Seems like the Chinese market is taking these threats more seriously then U.S. markets.

For the week the S&P 500 closed down 0.9% while the NASDAQ retreated 0.3%.

Economic data was not market moving.

Worth showing the divergence of small caps which mostly are domestically focused (Russell 2000) vs the Dow Jones Industrial Average which is full of companies who sell internationally – here is a 1 month chart. (click to enlarge).  R2K up 3.5% vs DJIA -0.9%, in just 30 days!

Oil jumped Friday after members of the OPEC and other major producers struck a deal that would result in an effective rise in production of around 600,000 barrels a day, a figure that comes as a relief to bullish traders who feared a more aggressive increase.

Here is the 5 day weekly “intraday” chart of the S&P 500 …via Jill Mislinski.

The student loan bubble continues unabated…  a future crisis unfolding slowly but surely.

This chart only includes federal loans to students. Private loans increase the debt burden. The Federal Reserve Bank of New York regularly tracks household debt and credit.

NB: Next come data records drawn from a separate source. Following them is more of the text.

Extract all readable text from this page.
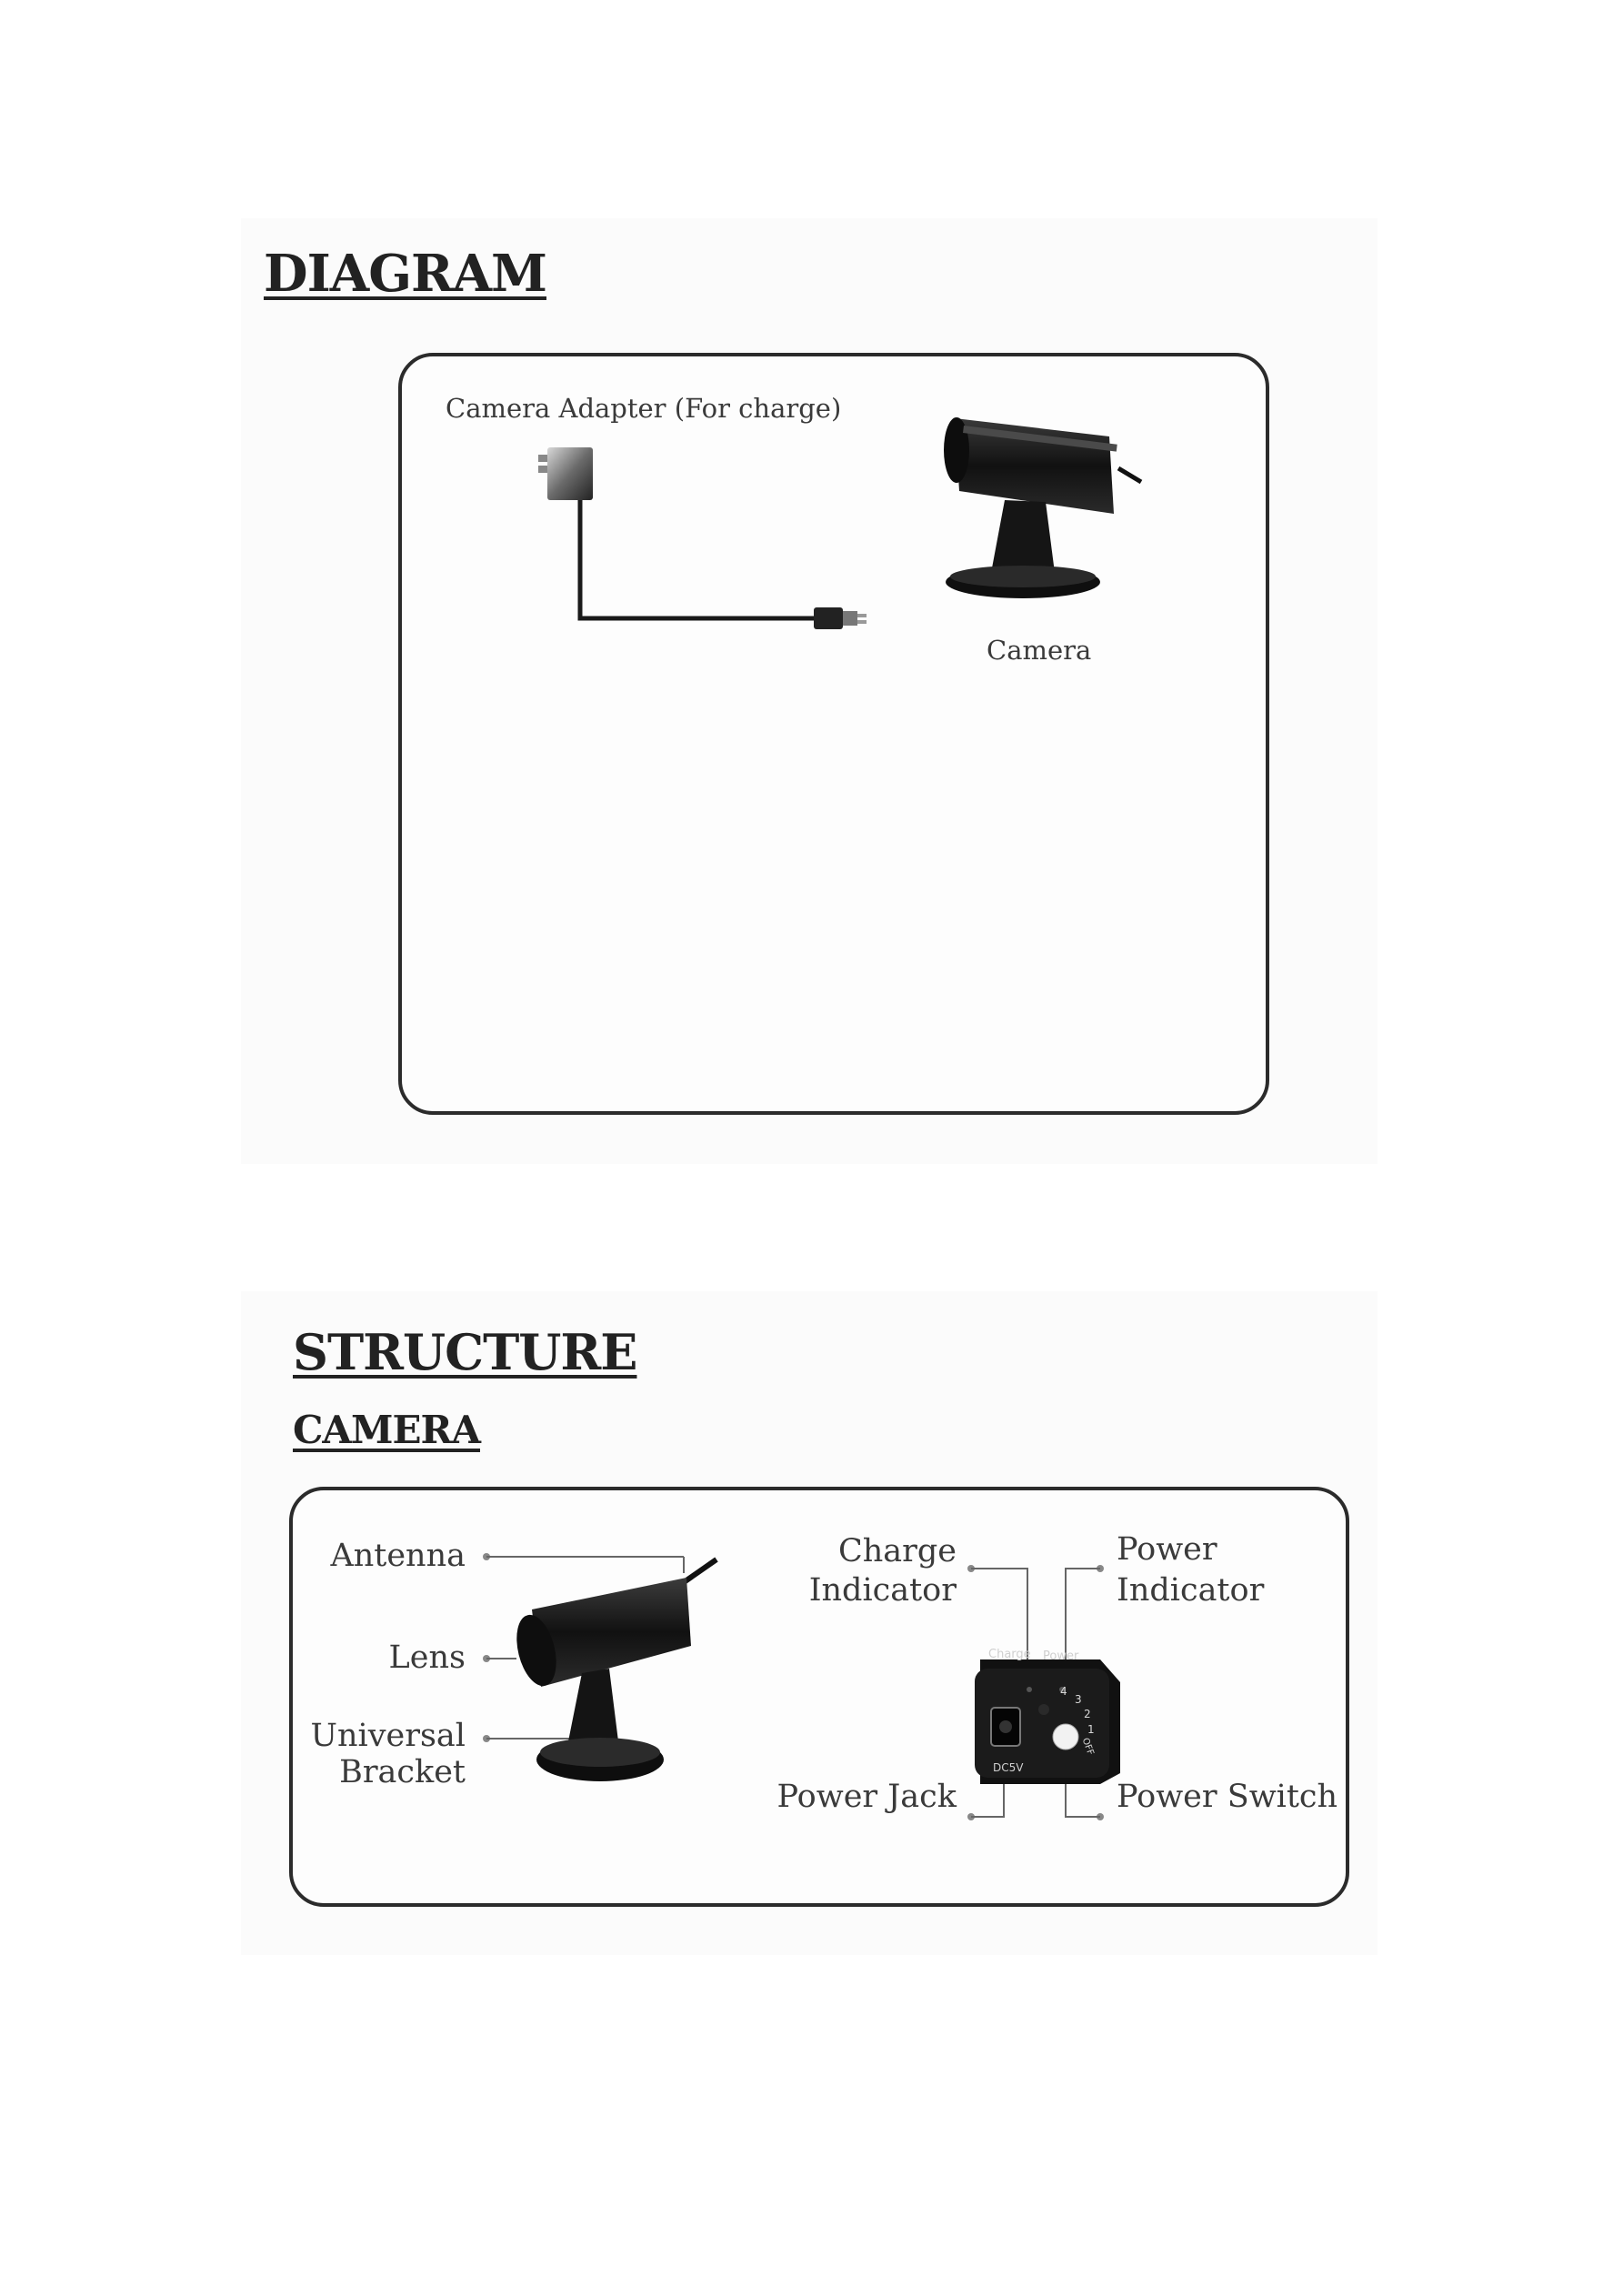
DIAGRAM
Camera Adapter (For charge)
Camera
STRUCTURE
CAMERA
Antenna
Lens
Universal
Bracket
Charge
Indicator
Power
Indicator
Power Jack	Power Switch
Charge Power
DC5V
4
3
2
1
OFF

In their most recent update, they calculate student loan debt to be nearing $1.41 trillion.

Great infographic from Visual Capitalist on the major bull markets – the current one is about to be the longest in duration.  Here is a summary but the full infographic on the website is worth the click thru.

The week ahead…

As we said last week, trade wars stuff could be the main headline as economic data is light and we are in the gap between earnings seasons.

Index charts:

Short term: The S&P 500 held its breakout level at just over 2740 – watch that number next week.   The NASDAQ remains quite strong.

The Russell 2000 remains impressive.

The NYSE McClellan Oscillator has now been negative all week.  That’s a caution flag for short term traders.

Long term: Still very positive for the “buy and never sell” crowd.

Charts of interest / Big Movers:

Monday, Valeant Pharma (VRX) sunk 12.3% after the Food and Drug Administration failed to approve a lotion product intended to treat plaque psoriasis.   The stock had been on quite a run after a disaster 2017.

Rent-A-Center (RCII) jumped 22% Monday after it agreed to be taken private by Vintage Capital, a private and public equity firm, in a deal valued at about $1.365 billion.

Tuesday, Foundation Medicine (FMI) surged nearly 29% after Swiss health care group Roche Holding announced a $2.4 billion deal to buy the remaining shares of the genomic profiling group that it doesn’t already own.

Wednesday, Oracle (ORCL) fell 7.5% after an earnings beat was followed up by weak guidance.

Starbucks (SBUX) slumped 9.1% after saying it will close more coffee shops in an increasingly crowded U.S. market.

Friday, Red Hat (RHT) fell more than 14% a day after the software company gave a softer-than-anticipated quarterly outlook.

It is worth noting Etsy (ETSY) which we highlighted last week – this is called “holding a breakout”!

Have a great week and we’ll see you back here Sunday!